Could This Be What Ignites the Fireworks in Your Funeral Home Marketing Campaign?

We’re approaching the fourth of July, and what’s more appropriate than a post that pairs funeral home marketing with fireworks? The answer is: a solid marketing tip that helps you ignite your marketing and capture more attention online.

Before we tell you what that tip is, first we need to explain what a punk is. A punk is a wooden stick that smolders slowly like incense. It’s designed to keep a small, burning tip that can be used to light fireworks easier than when using a match or lighter.

Punks are what many families use to ignite their homegrown fireworks shows (where it’s legal) on fourth of July evenings.

What does that have to do with funeral home marketing? Plenty.

Consider this: Someone lighting fireworks has a source of flame. It might be a campfire, a Zippo, or a box of matches. The punk doesn’t provide a source of flame—it provides a convenient way to transfer the flame to the firework. And the firework provides the boom and dazzling light display that really matters.

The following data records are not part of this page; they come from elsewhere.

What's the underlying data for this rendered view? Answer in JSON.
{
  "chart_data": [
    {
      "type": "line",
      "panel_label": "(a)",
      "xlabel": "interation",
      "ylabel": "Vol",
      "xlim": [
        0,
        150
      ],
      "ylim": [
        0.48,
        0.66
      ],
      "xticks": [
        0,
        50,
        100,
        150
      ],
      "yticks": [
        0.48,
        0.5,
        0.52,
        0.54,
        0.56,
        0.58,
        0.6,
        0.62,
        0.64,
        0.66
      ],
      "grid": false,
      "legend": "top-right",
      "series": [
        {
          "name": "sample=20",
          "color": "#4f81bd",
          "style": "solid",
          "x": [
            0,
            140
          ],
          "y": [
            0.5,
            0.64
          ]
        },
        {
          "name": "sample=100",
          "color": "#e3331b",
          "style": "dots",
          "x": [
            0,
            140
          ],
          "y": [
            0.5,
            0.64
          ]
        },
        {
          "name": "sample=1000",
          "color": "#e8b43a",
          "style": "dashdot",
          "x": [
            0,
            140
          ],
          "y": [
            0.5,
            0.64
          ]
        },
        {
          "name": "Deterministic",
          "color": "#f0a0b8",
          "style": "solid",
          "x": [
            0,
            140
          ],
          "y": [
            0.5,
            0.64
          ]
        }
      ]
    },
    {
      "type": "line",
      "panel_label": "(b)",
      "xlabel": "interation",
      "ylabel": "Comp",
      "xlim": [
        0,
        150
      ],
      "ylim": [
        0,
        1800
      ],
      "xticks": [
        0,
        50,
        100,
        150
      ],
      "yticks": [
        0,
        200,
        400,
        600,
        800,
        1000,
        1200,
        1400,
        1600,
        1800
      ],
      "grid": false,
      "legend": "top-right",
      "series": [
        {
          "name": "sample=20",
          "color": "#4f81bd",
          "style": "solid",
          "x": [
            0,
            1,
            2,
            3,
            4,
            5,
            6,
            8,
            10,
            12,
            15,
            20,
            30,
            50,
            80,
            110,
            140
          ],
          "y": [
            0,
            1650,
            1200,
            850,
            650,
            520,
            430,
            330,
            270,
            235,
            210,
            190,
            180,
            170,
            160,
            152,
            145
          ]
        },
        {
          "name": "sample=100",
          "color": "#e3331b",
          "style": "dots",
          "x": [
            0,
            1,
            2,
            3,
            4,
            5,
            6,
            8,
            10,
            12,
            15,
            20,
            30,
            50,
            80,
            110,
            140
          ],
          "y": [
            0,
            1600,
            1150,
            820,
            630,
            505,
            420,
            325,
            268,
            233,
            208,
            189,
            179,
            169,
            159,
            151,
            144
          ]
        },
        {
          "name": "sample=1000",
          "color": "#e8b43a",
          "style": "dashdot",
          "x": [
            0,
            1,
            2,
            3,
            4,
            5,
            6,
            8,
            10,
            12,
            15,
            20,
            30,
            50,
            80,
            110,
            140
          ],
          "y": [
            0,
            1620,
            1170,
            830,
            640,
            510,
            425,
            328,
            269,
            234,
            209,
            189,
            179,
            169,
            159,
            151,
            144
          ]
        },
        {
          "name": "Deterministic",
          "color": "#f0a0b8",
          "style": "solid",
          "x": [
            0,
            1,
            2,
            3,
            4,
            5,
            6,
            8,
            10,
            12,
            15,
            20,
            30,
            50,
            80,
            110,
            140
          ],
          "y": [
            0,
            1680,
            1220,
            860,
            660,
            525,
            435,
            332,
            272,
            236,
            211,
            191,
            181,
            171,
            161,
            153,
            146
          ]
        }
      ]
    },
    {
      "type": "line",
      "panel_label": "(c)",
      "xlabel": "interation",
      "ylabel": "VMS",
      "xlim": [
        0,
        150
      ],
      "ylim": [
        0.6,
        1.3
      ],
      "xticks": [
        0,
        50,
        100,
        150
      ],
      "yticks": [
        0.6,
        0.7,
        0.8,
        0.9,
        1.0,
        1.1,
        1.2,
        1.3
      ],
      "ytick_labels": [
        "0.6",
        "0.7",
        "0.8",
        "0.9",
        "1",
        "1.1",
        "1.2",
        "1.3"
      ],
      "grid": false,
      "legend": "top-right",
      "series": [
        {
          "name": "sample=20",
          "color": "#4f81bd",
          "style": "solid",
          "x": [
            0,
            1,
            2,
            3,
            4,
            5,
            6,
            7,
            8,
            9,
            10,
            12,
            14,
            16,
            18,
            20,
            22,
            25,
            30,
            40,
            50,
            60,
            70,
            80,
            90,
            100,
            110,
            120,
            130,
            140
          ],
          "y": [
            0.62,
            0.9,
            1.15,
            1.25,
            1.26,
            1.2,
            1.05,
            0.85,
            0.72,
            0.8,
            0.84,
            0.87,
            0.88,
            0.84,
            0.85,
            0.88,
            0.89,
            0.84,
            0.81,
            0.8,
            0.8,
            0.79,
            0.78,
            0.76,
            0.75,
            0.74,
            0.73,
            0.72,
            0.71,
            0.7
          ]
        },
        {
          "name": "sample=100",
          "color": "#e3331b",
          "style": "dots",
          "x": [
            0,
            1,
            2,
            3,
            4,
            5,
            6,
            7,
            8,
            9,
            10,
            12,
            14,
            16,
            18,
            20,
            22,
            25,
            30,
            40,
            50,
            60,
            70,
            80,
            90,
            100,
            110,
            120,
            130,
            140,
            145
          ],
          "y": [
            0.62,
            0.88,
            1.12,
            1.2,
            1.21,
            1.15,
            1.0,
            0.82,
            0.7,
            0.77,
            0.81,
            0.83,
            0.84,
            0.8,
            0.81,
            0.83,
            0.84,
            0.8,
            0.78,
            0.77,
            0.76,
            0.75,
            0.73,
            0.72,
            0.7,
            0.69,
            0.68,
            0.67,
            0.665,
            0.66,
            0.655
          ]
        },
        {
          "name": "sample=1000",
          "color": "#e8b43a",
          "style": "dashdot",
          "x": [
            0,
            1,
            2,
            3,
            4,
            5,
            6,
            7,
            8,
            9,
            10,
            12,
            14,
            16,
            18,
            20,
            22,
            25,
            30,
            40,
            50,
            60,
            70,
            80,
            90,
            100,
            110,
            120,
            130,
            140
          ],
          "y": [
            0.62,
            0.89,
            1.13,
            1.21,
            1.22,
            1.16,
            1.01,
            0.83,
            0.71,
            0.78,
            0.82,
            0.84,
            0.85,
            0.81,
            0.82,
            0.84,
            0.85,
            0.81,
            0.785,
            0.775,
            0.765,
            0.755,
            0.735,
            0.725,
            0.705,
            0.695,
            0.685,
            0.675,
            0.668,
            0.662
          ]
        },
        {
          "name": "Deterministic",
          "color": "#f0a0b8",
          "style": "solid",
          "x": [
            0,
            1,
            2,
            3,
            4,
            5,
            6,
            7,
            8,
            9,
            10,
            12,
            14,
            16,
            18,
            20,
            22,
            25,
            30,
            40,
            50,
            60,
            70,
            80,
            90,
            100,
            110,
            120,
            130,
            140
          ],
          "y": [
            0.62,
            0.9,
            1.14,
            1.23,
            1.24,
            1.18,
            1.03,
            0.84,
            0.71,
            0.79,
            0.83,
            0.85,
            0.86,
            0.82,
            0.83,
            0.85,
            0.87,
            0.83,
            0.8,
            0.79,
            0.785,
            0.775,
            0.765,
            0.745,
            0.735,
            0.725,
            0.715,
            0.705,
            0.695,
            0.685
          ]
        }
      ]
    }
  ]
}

As a funeral home with an online presence, you have content (and if you don’t, we need to talk). But you need an easy way to transfer interest in that content to online users so that something goes boom for them. It’s a metaphorical boom—the proverbial light bulb moment. It’s the spark that makes them realize you might have the answers they’re seeking so that they click on your link.

That punk is a meta description. It’s the one or two sentence teaser that appears below your link in the search engine. Its job is to persuade the reader that your link is the one they need.

Many firms never create meta descriptions, so Google just grabs some content from the pages. That content may or may not do a decent job acting as your punk. And since it’s not especially time consuming or expensive to create meta descriptions for all your pages, do you really want to let Google control this?

While meta descriptions don’t directly impact SEO, pages that have a unique description typically garner higher clicks than those that don’t. And pages with a full-length description—taking up at least the 160 or so characters Google shows—perform 36% better on average than those that publish shorter descriptions.

Are meta descriptions a huge part of the content marketing show? No. But like punks, they can be what ignites your funeral home marketing. And they’re inexpensive and easy to use, so why not ensure that you’re putting them to work?